The IVCA is generic in nature and can be easily adapted to UVs from different domains (i.e. land, water, and air/space). However, the IVCA aims at a case study where Unmanned Marine Vehicles (UMVs) are required to work cooperatively. They are capable of cooperating autonomously towards the execution of complex activities since they have different but complementary capabilities. The above UMV configuration, where the marine robots are tasked to autonomously do mission works before recovery, is possible at a cost of endowing the UMVs with “intelligence” that in former solutions is provided by remote or even in-situ human pilots.
The IVCA development applies the software/systems engineering principles.
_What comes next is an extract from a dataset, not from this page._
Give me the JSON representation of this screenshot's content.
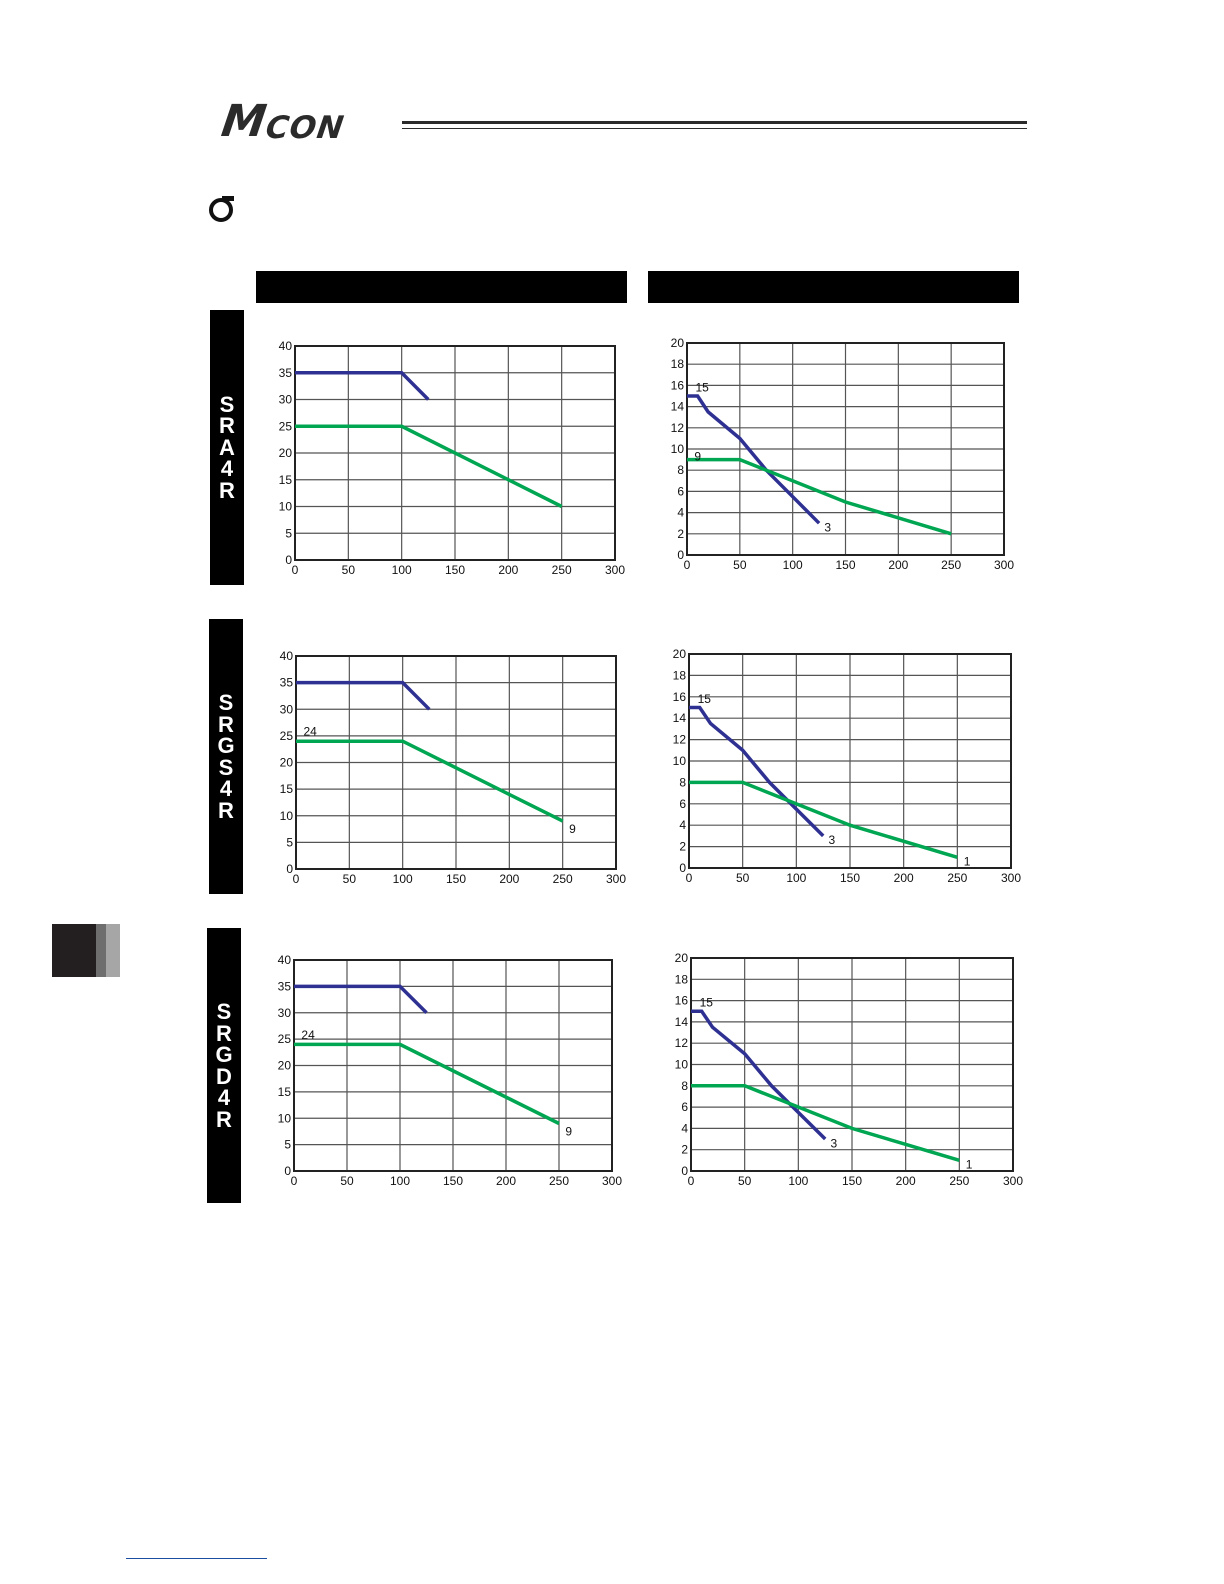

The tutorial is structured in four parts. Part I (background) consists of a brief review of technologies related to the IVCA and a comparison of control architectures for autonomous UVs. Part II (requirements analysis and design) entails the user and system requirements, and the system architecture specification/design. Part III (implementation and integration) describes the IVCA realization based on Robot Operating System (ROS) for the above case study. Session IV (verification and validation) deals with the evaluation of the IVCA by means a simulation.
Dr. Carlos C. Insaurralde is a Senior Lecturer in Electronic Engineering in the Department of Engineering Design and Mathematics, University of the West of England, UK. His roles are Programme Leader BEng(Hons) Robotics and Module leader for courses from the Electronic Engineering and Robotics programmes. He received the MEng degree in Electronics from the National University of Cordoba, Argentina, in 1999, the MAst and PhD degrees in Computer Engineering (Mention “Doctor Europaeus” accredited by the European University Association) from the Universidad Complutense de Madrid, Spain, in 2005 and 2007 respectively, and the MPhil degree in Electrical Engineering from Heriot-Watt University, UK in 2014. He also received a PgCert in Learning and Teaching in Higher Education from Teesside University, UK in 2017. He is a Fellow of the Higher Education Academy (FHEA), UK and an IEEE Senior Member.
Dr Insaurralde has worked in collaboration with EADS (Airbus and Eurocopter), and BAE Systems as well as in different industrial sectors (aerospace, defense, maritime, and industrial automation). He has over twenty years of hands-on experience in software engineering, including over ten years of engineering research experience in robotics and autonomous systems. He is author of over eighty international publications, including a book and five book chapters. He is also author of fifteen technical project reports. His background is in architectures of intelligent and autonomous systems, multidisciplinary development of high-integrity systems, and metric assessment of systems performance. His research interest mainly focuses on intelligent automation and autonomy, including decision-making support for Air Traffic Management (ATM).